I’ve been studying an essay written by Dogen, the founder of Soto Zen in Japan during the 14th century called “Instructions To The Head Cook.” It was meant to instruct, inspire, and guide head cooks in monastery kitchens. However, his writing could very well have been titled, “Instructions for dealing with uncertainty, with climate change, inequality, and with the Coronavirus,” or “Instructions for how to live our lives, however we might find them.”
Here are just a few instructions from this essay:
- Pay attention to the details.
- Be thorough. Slow down.
- Know what is needed and what is in the way.
- Encourage yourself with complete sincerity.
- Do not assume another person’s functions or neglect your own duties.
- Those who had shortcomings yesterday can act correctly today.
- Who can know what is sacred and what is ordinary?
- Put what is suited to a high place in a high place and what belongs in a low place in a low place.
- Let go of comparing mind.
- Do not see with ordinary eyes and do not think with ordinary mind.

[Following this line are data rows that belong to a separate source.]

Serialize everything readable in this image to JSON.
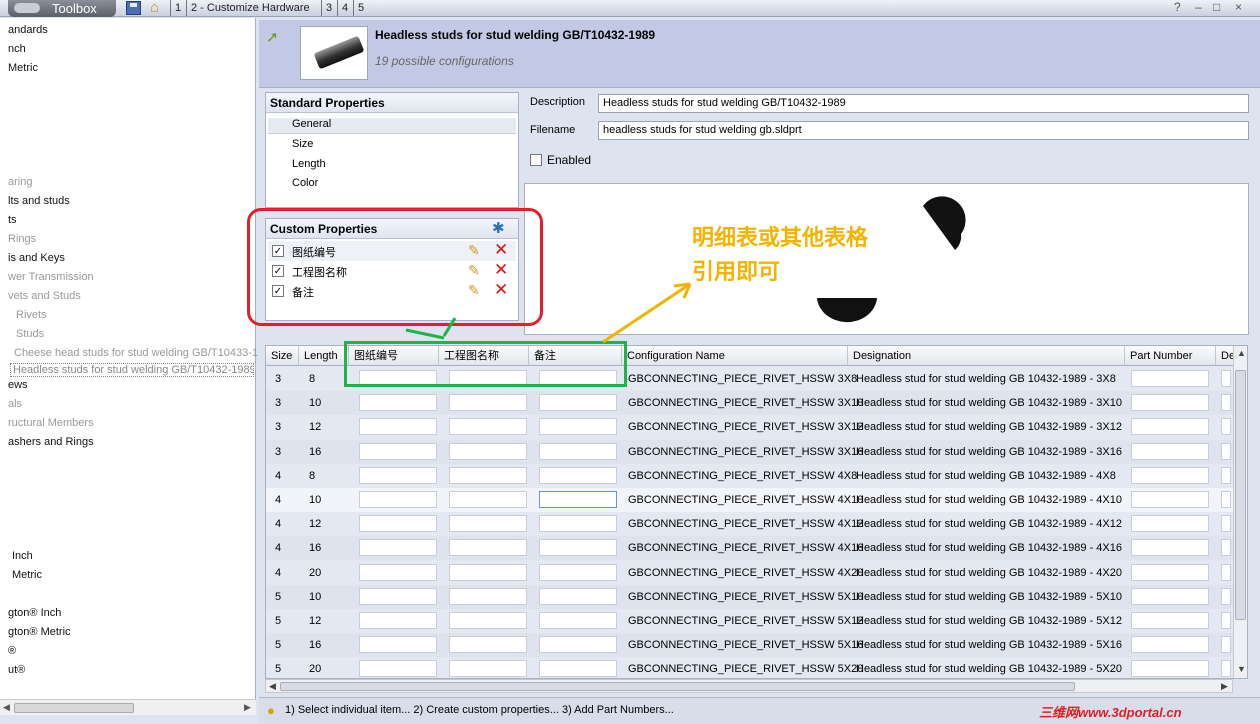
{
  "toolbar": {
    "brand": "Toolbox",
    "steps": [
      "1",
      "2 - Customize Hardware",
      "3",
      "4",
      "5"
    ],
    "controls": [
      "?",
      "–",
      "□",
      "×"
    ]
  },
  "tree": {
    "items": [
      {
        "label": "andards",
        "dim": false
      },
      {
        "label": "nch",
        "dim": false
      },
      {
        "label": "Metric",
        "dim": false
      },
      {
        "label": "aring",
        "dim": true
      },
      {
        "label": "lts and studs",
        "dim": false
      },
      {
        "label": "ts",
        "dim": false
      },
      {
        "label": "Rings",
        "dim": true
      },
      {
        "label": "is and Keys",
        "dim": false
      },
      {
        "label": "wer Transmission",
        "dim": true
      },
      {
        "label": "vets and Studs",
        "dim": true
      },
      {
        "label": "Rivets",
        "dim": true
      },
      {
        "label": "Studs",
        "dim": true
      },
      {
        "label": "Cheese head studs for stud welding GB/T10433-1",
        "dim": true
      },
      {
        "label": "Headless studs for stud welding GB/T10432-1989",
        "dim": true
      },
      {
        "label": "ews",
        "dim": false
      },
      {
        "label": "als",
        "dim": true
      },
      {
        "label": "ructural Members",
        "dim": true
      },
      {
        "label": "ashers and Rings",
        "dim": false
      },
      {
        "label": "Inch",
        "dim": false
      },
      {
        "label": "Metric",
        "dim": false
      },
      {
        "label": "gton® Inch",
        "dim": false
      },
      {
        "label": "gton® Metric",
        "dim": false
      },
      {
        "label": "®",
        "dim": false
      },
      {
        "label": "ut®",
        "dim": false
      }
    ]
  },
  "header": {
    "title": "Headless studs for stud welding GB/T10432-1989",
    "subtitle": "19 possible configurations"
  },
  "standard_properties": {
    "title": "Standard Properties",
    "items": [
      "General",
      "Size",
      "Length",
      "Color"
    ]
  },
  "custom_properties": {
    "title": "Custom Properties",
    "items": [
      {
        "label": "图纸编号",
        "checked": true
      },
      {
        "label": "工程图名称",
        "checked": true
      },
      {
        "label": "备注",
        "checked": true
      }
    ]
  },
  "form": {
    "description_label": "Description",
    "description_value": "Headless studs for stud welding GB/T10432-1989",
    "filename_label": "Filename",
    "filename_value": "headless studs for stud welding gb.sldprt",
    "enabled_label": "Enabled"
  },
  "annotation": {
    "line1": "明细表或其他表格",
    "line2": "引用即可",
    "color": "#f2b400"
  },
  "grid": {
    "columns": [
      "Size",
      "Length",
      "图纸编号",
      "工程图名称",
      "备注",
      "Configuration Name",
      "Designation",
      "Part Number",
      "De"
    ],
    "rows": [
      {
        "size": "3",
        "length": "8",
        "config": "GBCONNECTING_PIECE_RIVET_HSSW 3X8",
        "designation": "Headless stud for stud welding GB 10432-1989 - 3X8"
      },
      {
        "size": "3",
        "length": "10",
        "config": "GBCONNECTING_PIECE_RIVET_HSSW 3X10",
        "designation": "Headless stud for stud welding GB 10432-1989 - 3X10"
      },
      {
        "size": "3",
        "length": "12",
        "config": "GBCONNECTING_PIECE_RIVET_HSSW 3X12",
        "designation": "Headless stud for stud welding GB 10432-1989 - 3X12"
      },
      {
        "size": "3",
        "length": "16",
        "config": "GBCONNECTING_PIECE_RIVET_HSSW 3X16",
        "designation": "Headless stud for stud welding GB 10432-1989 - 3X16"
      },
      {
        "size": "4",
        "length": "8",
        "config": "GBCONNECTING_PIECE_RIVET_HSSW 4X8",
        "designation": "Headless stud for stud welding GB 10432-1989 - 4X8"
      },
      {
        "size": "4",
        "length": "10",
        "config": "GBCONNECTING_PIECE_RIVET_HSSW 4X10",
        "designation": "Headless stud for stud welding GB 10432-1989 - 4X10"
      },
      {
        "size": "4",
        "length": "12",
        "config": "GBCONNECTING_PIECE_RIVET_HSSW 4X12",
        "designation": "Headless stud for stud welding GB 10432-1989 - 4X12"
      },
      {
        "size": "4",
        "length": "16",
        "config": "GBCONNECTING_PIECE_RIVET_HSSW 4X16",
        "designation": "Headless stud for stud welding GB 10432-1989 - 4X16"
      },
      {
        "size": "4",
        "length": "20",
        "config": "GBCONNECTING_PIECE_RIVET_HSSW 4X20",
        "designation": "Headless stud for stud welding GB 10432-1989 - 4X20"
      },
      {
        "size": "5",
        "length": "10",
        "config": "GBCONNECTING_PIECE_RIVET_HSSW 5X10",
        "designation": "Headless stud for stud welding GB 10432-1989 - 5X10"
      },
      {
        "size": "5",
        "length": "12",
        "config": "GBCONNECTING_PIECE_RIVET_HSSW 5X12",
        "designation": "Headless stud for stud welding GB 10432-1989 - 5X12"
      },
      {
        "size": "5",
        "length": "16",
        "config": "GBCONNECTING_PIECE_RIVET_HSSW 5X16",
        "designation": "Headless stud for stud welding GB 10432-1989 - 5X16"
      },
      {
        "size": "5",
        "length": "20",
        "config": "GBCONNECTING_PIECE_RIVET_HSSW 5X20",
        "designation": "Headless stud for stud welding GB 10432-1989 - 5X20"
      }
    ]
  },
  "status": {
    "text": "1) Select individual item... 2) Create custom properties... 3) Add Part Numbers...",
    "watermark": "三维网www.3dportal.cn"
  }
}
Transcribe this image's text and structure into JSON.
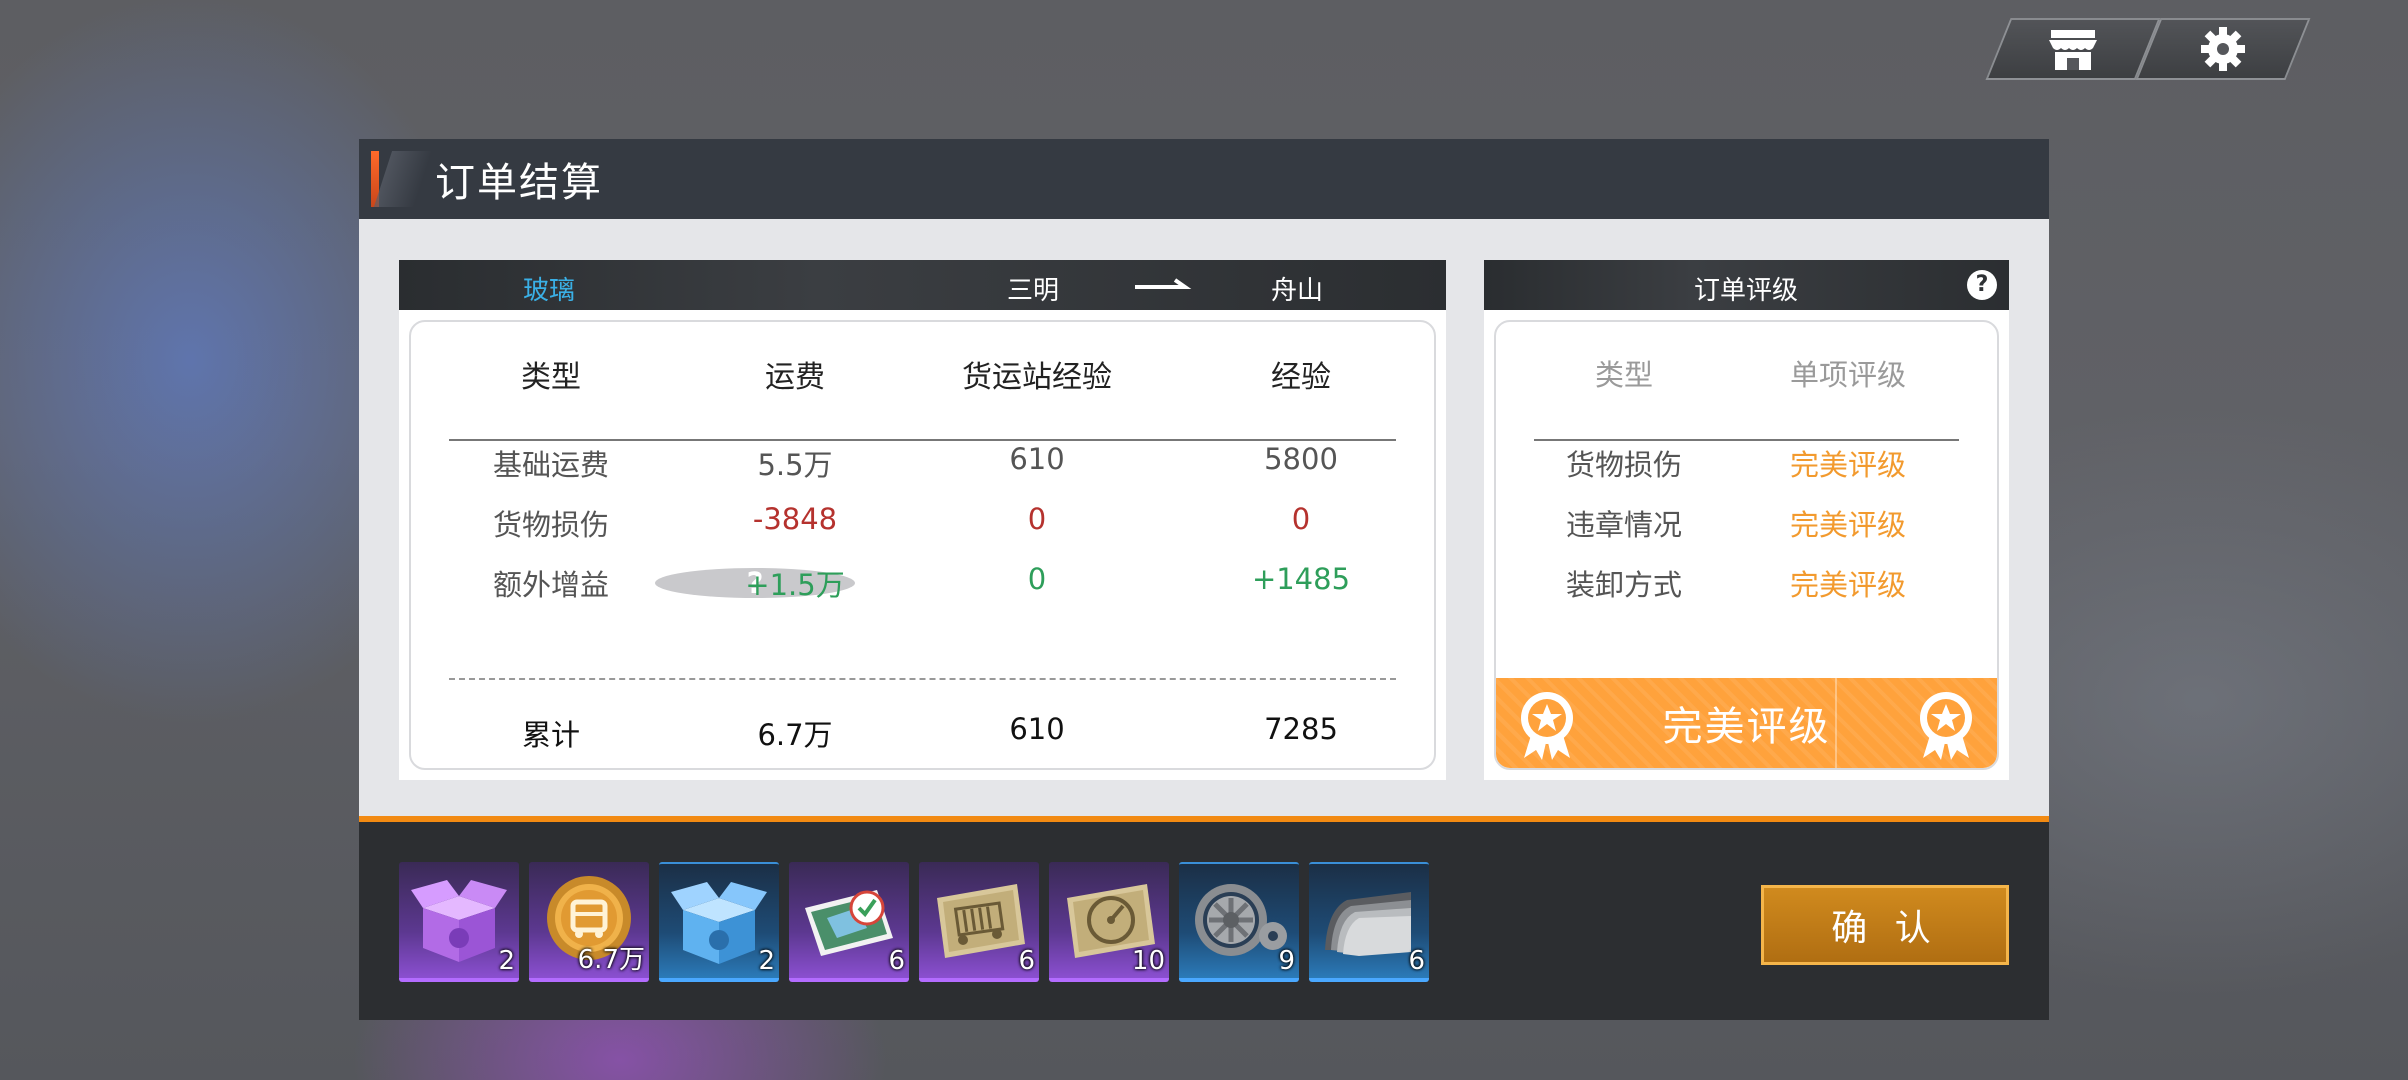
{
  "top_buttons": {
    "shop_icon": "shop-icon",
    "settings_icon": "gear-icon"
  },
  "panel": {
    "title": "订单结算"
  },
  "order": {
    "cargo": "玻璃",
    "from": "三明",
    "to": "舟山"
  },
  "table": {
    "headers": [
      "类型",
      "运费",
      "货运站经验",
      "经验"
    ],
    "rows": [
      {
        "label": "基础运费",
        "fee": "5.5万",
        "station_exp": "610",
        "exp": "5800"
      },
      {
        "label": "货物损伤",
        "fee": "-3848",
        "station_exp": "0",
        "exp": "0"
      },
      {
        "label": "额外增益",
        "fee": "+1.5万",
        "station_exp": "0",
        "exp": "+1485"
      }
    ],
    "total": {
      "label": "累计",
      "fee": "6.7万",
      "station_exp": "610",
      "exp": "7285"
    }
  },
  "rating": {
    "title": "订单评级",
    "headers": [
      "类型",
      "单项评级"
    ],
    "rows": [
      {
        "label": "货物损伤",
        "grade": "完美评级"
      },
      {
        "label": "违章情况",
        "grade": "完美评级"
      },
      {
        "label": "装卸方式",
        "grade": "完美评级"
      }
    ],
    "overall": "完美评级"
  },
  "rewards": [
    {
      "icon": "purple-gift-box-icon",
      "count": "2",
      "rarity": "purple"
    },
    {
      "icon": "gold-bus-coin-icon",
      "count": "6.7万",
      "rarity": "purple"
    },
    {
      "icon": "blue-gift-box-icon",
      "count": "2",
      "rarity": "blue"
    },
    {
      "icon": "map-license-icon",
      "count": "6",
      "rarity": "purple"
    },
    {
      "icon": "truck-card-icon",
      "count": "6",
      "rarity": "purple"
    },
    {
      "icon": "gauge-card-icon",
      "count": "10",
      "rarity": "purple"
    },
    {
      "icon": "gear-part-icon",
      "count": "9",
      "rarity": "blue"
    },
    {
      "icon": "steel-sheet-icon",
      "count": "6",
      "rarity": "blue"
    }
  ],
  "confirm_label": "确 认",
  "colors": {
    "accent_orange": "#f28a12",
    "gold": "#f29a2e",
    "negative": "#b5322e",
    "positive": "#2e9e5a",
    "cargo_blue": "#3ab0e6"
  }
}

This last instruction – do not see with ordinary eyes and do not think with ordinary mind – is one of the potential gifts of this time. Suddenly, nothing is ordinary. We have the opportunity to appreciate the ordinary from a new perspective. This includes sunsets, clouds, and flowers, as well as how we see and relate to the people around us. And it includes our patterns and how we ordinarily respond to any form of discomfort.
When you are feeling pressured or uncomfortable, do you ordinarily have a bias for action, or a bias for worry and fear? If this is the case you might explore trying on a bias for connection, a bias for savoring the ordinary, a bias turning the ordinary into the sacred.
At the conclusion of this essay Dogen says:
“In performing your duties you should maintain joyful mind, grandmother mind, and great mind.”
This is a somewhat practical, and sophisticated concept – that we can bring a particular view, attitude, and a particular “mind” to our activities, regardless of the circumstances, and right in the midst of whatever condition we find ourselves in.
The mind of joy is the mind that appreciates everything. What does joy feel like in the body? Thich Nhat Hanh suggests sitting with a half smile, to slightly lift the edges of our lips, not as a way to avoid or suppress pain and difficulty, but to practice joy, no matter what the situation.
Grandmother mind is the mind of acceptance and unconditional love.
Great mind is like a great mountain or a great ocean, the feeling of returning home. The mind that embodies impermanence – that this breath is new, has never happened before and won’t again. It’s the mind of great belonging. Great mind is the mind that cuts through the illusion of separateness.
We are all the head cooks in this kitchen that we call our work, our relationships, our lives. Let’s all work together with whatever ingredients we have, with wholehearted sincerity, with joyful mind, with grandmother mind, and with great mind.